I’d found my solution.

SEE: Boost your Mac productivity with these 10 techniques (free PDF) (TechRepublic)

An interesting possibility

After making my purchase, I was chatting with a video pro about options (Final Cut Pro X vs. Adobe Premier). That person happened to mention another possibility I hadn’t heard of–Davinci Resolve. The big selling point was that the company offered a free version. So with much excitement, I went to download the software, only to find out they had a Linux version.

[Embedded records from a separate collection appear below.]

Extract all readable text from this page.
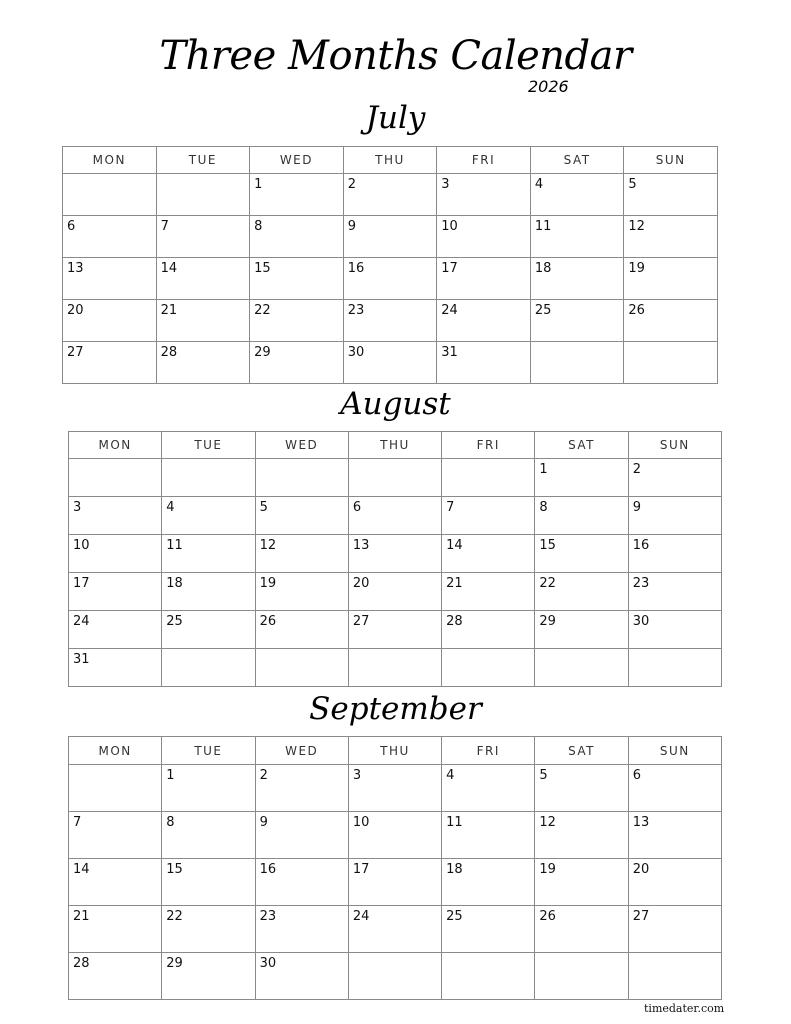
Three Months Calendar
2026
July
MON	TUE	WED	THU	FRI	SAT	SUN
		1	2	3	4	5
6	7	8	9	10	11	12
13	14	15	16	17	18	19
20	21	22	23	24	25	26
27	28	29	30	31		
August
MON	TUE	WED	THU	FRI	SAT	SUN
					1	2
3	4	5	6	7	8	9
10	11	12	13	14	15	16
17	18	19	20	21	22	23
24	25	26	27	28	29	30
31						
September
MON	TUE	WED	THU	FRI	SAT	SUN
	1	2	3	4	5	6
7	8	9	10	11	12	13
14	15	16	17	18	19	20
21	22	23	24	25	26	27
28	29	30				
timedater.com
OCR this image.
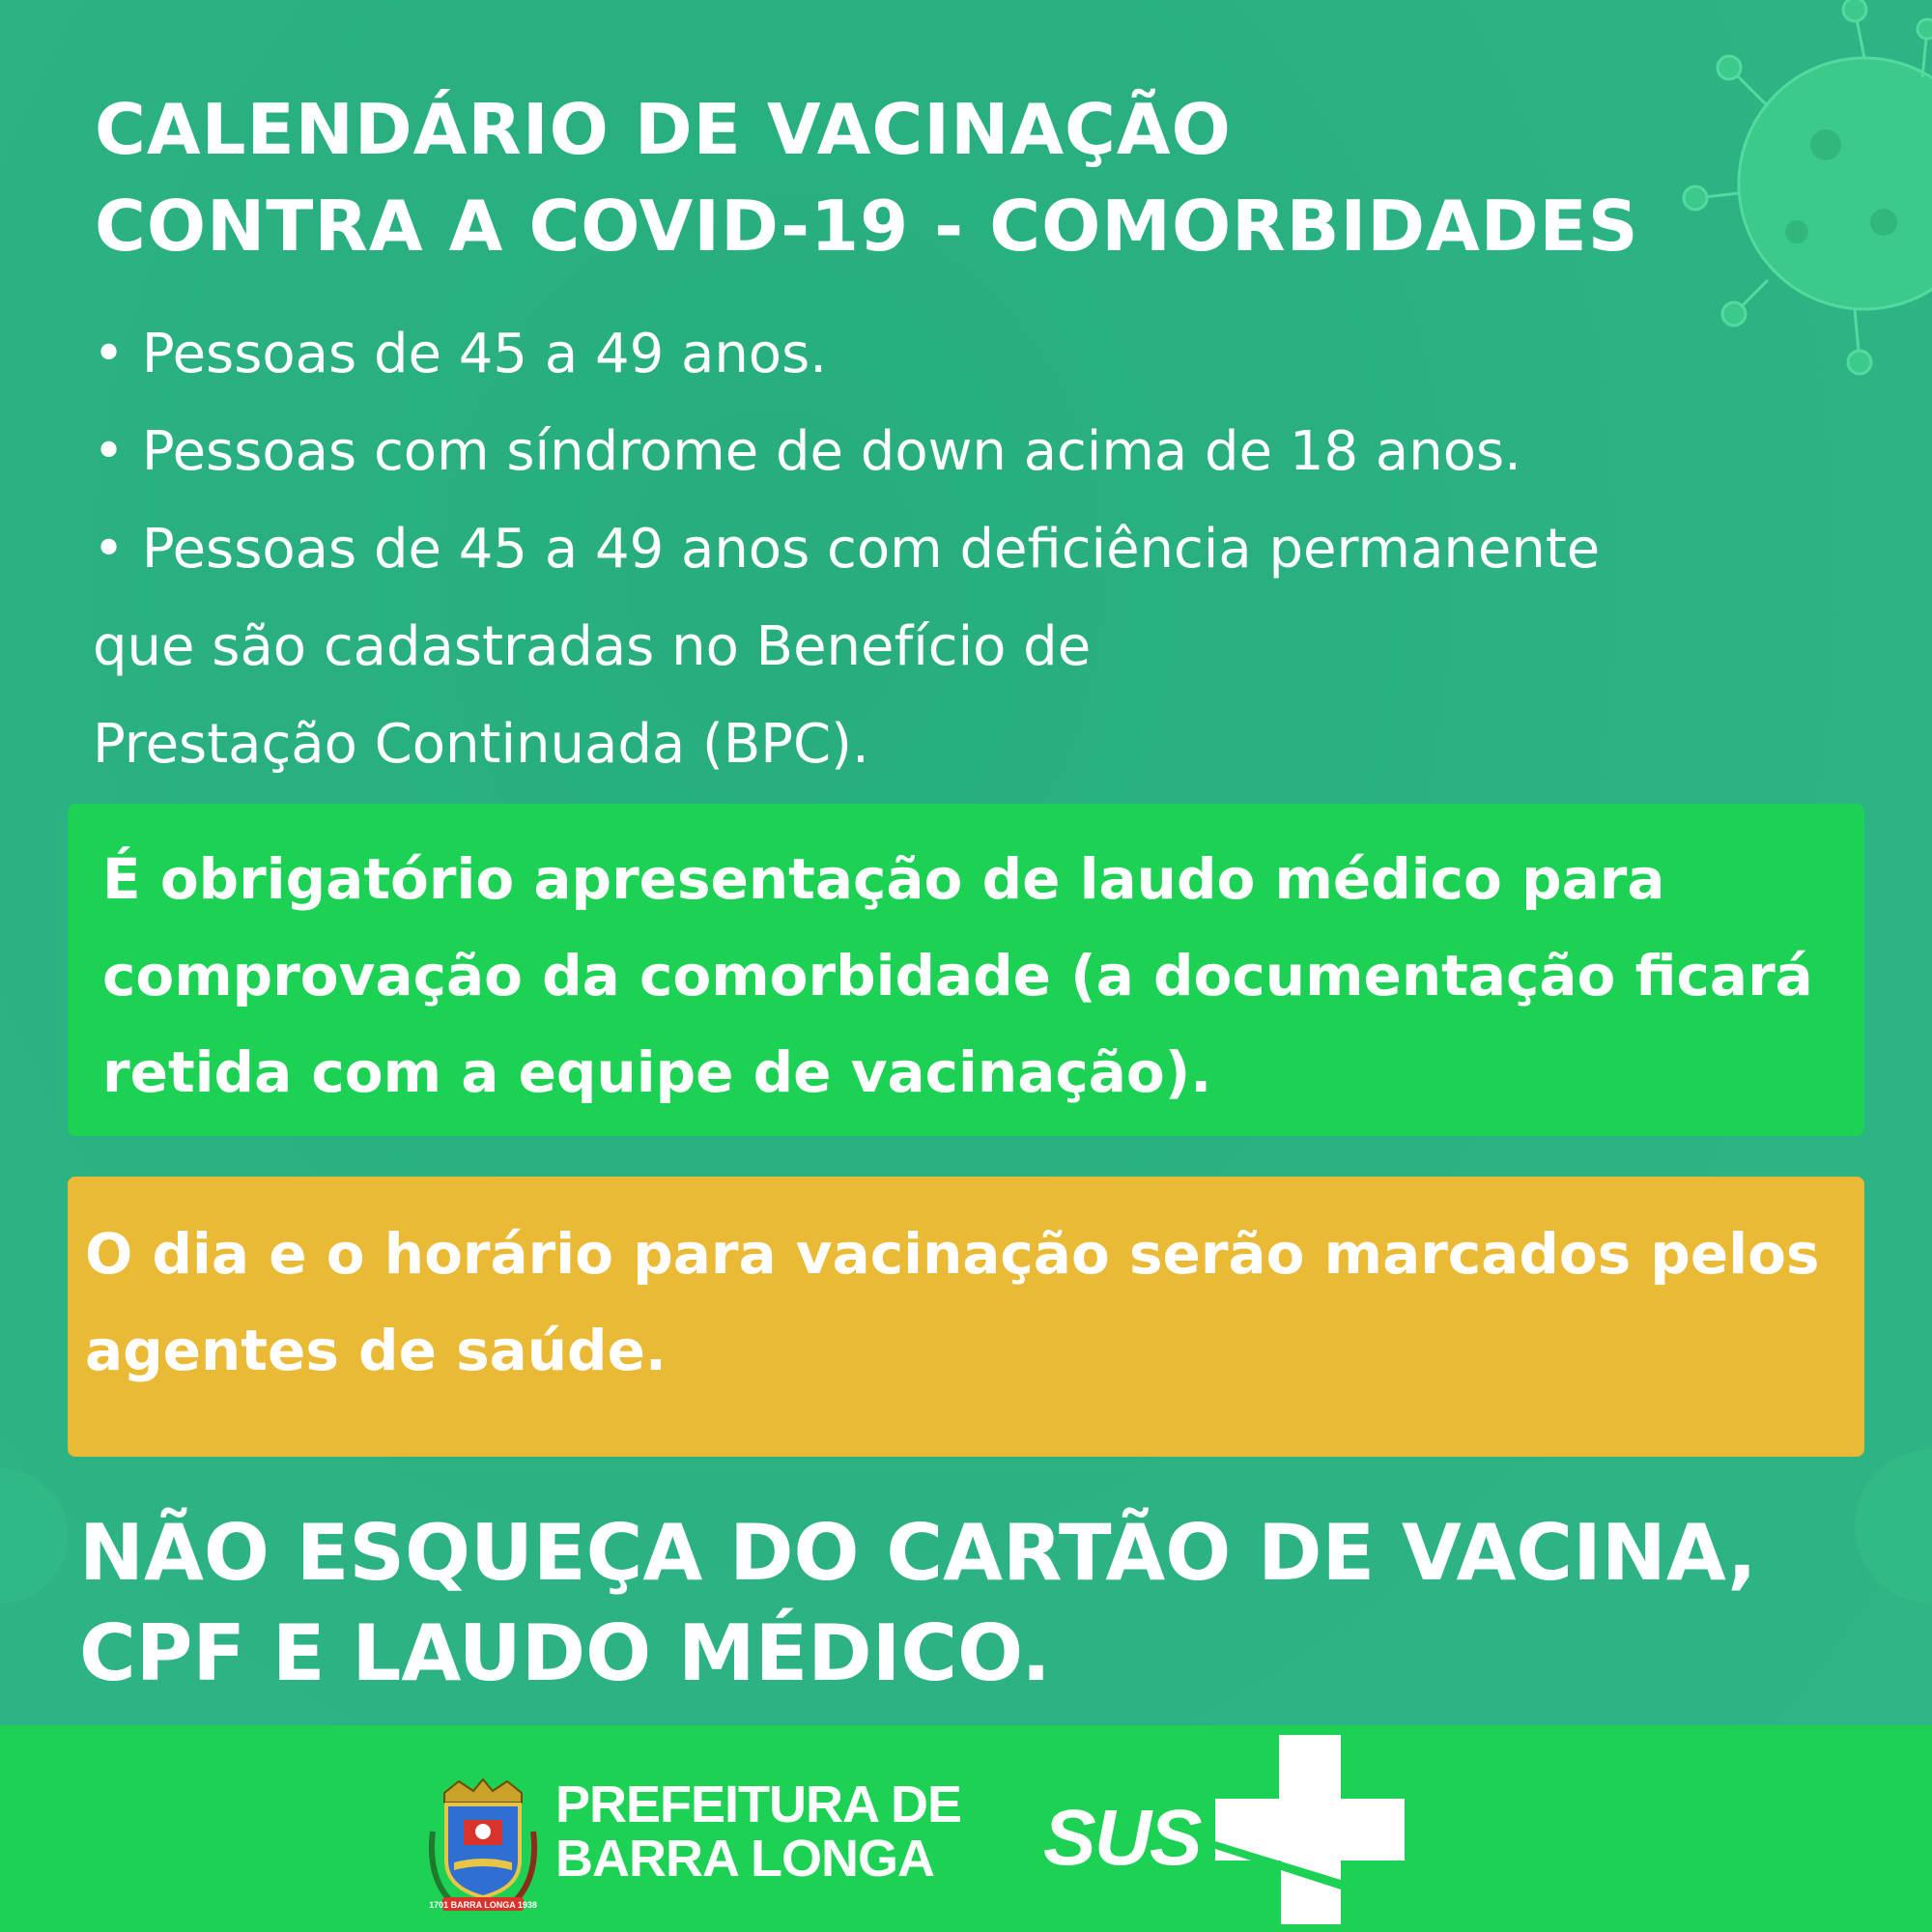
CALENDÁRIO DE VACINAÇÃO
CONTRA A COVID-19 - COMORBIDADES
• Pessoas de 45 a 49 anos.
• Pessoas com síndrome de down acima de 18 anos.
• Pessoas de 45 a 49 anos com deficiência permanente
que são cadastradas no Benefício de
Prestação Continuada (BPC).
É obrigatório apresentação de laudo médico para comprovação da comorbidade (a documentação ficará retida com a equipe de vacinação).
O dia e o horário para vacinação serão marcados pelos agentes de saúde.
NÃO ESQUEÇA DO CARTÃO DE VACINA,
CPF E LAUDO MÉDICO.
1701 BARRA LONGA 1938
PREFEITURA DE
BARRA LONGA	SUS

Ho-lee-cow! Did I pull the trigger on a Mac when it wasn’t necessary? I had to find out. After downloading and installing Davinci Resolve, I clicked on the Elementary OS menu, typed in “davinci”, click on the icon to launch the software, and waited anxiously.

Only to find the software failed to start.

After quite a bit of digging and debugging, I discovered libssl-dev had to be installed and links created. So I ran the following commands:

sudo apt-get install libssl-dev
​sudo ln -s /usr/lib /usr/lib64
​sudo ln -s /usr/lib/x86_64-linux-gnu/libgstreamer-1.0.so.0 /usr/lib/libgstreamer-0.10.so.0
​sudo ln -s /usr/lib/x86_64-linux-gnu/libgstbase-1.0.so.0 /usr/lib/libgstbase-0.10.so.0
​sudo ln -s /lib/x86_64-linux-gnu/libssl.so.1.0.0 /usr/lib/libssl.so.10
​sudo ln -s /lib/x86_64-linux-gnu/libcrypto.so.1.0.0 /usr/lib/libcrypto.so.10

The app would finally run!

And immediately crash.

So an app that showed promise on Linux failed as well. Which only served to help reiterate the “whatever tool gets the job done” mantra. With macOS, within 10 minutes I was up and running with a powerhouse video editor. I needed that efficiency in my life.

My new world order

Don’t get me wrong, Linux is still my daily driver and will always be. I depend upon it every single day. Outside of video editing, I have yet to find a platform that offers nearly the ease of use, stability, and security to be found in Linux. I’m using it now and will continue to use it. But my new world order demands that when video is the job to be done, macOS is the platform to handle the task. I’m okay with that. I also know that, should a company finally deliver a piece of software comparable to the likes of Final Cut Pro X for Linux, you can be sure the Macbook Pro will start collecting dust.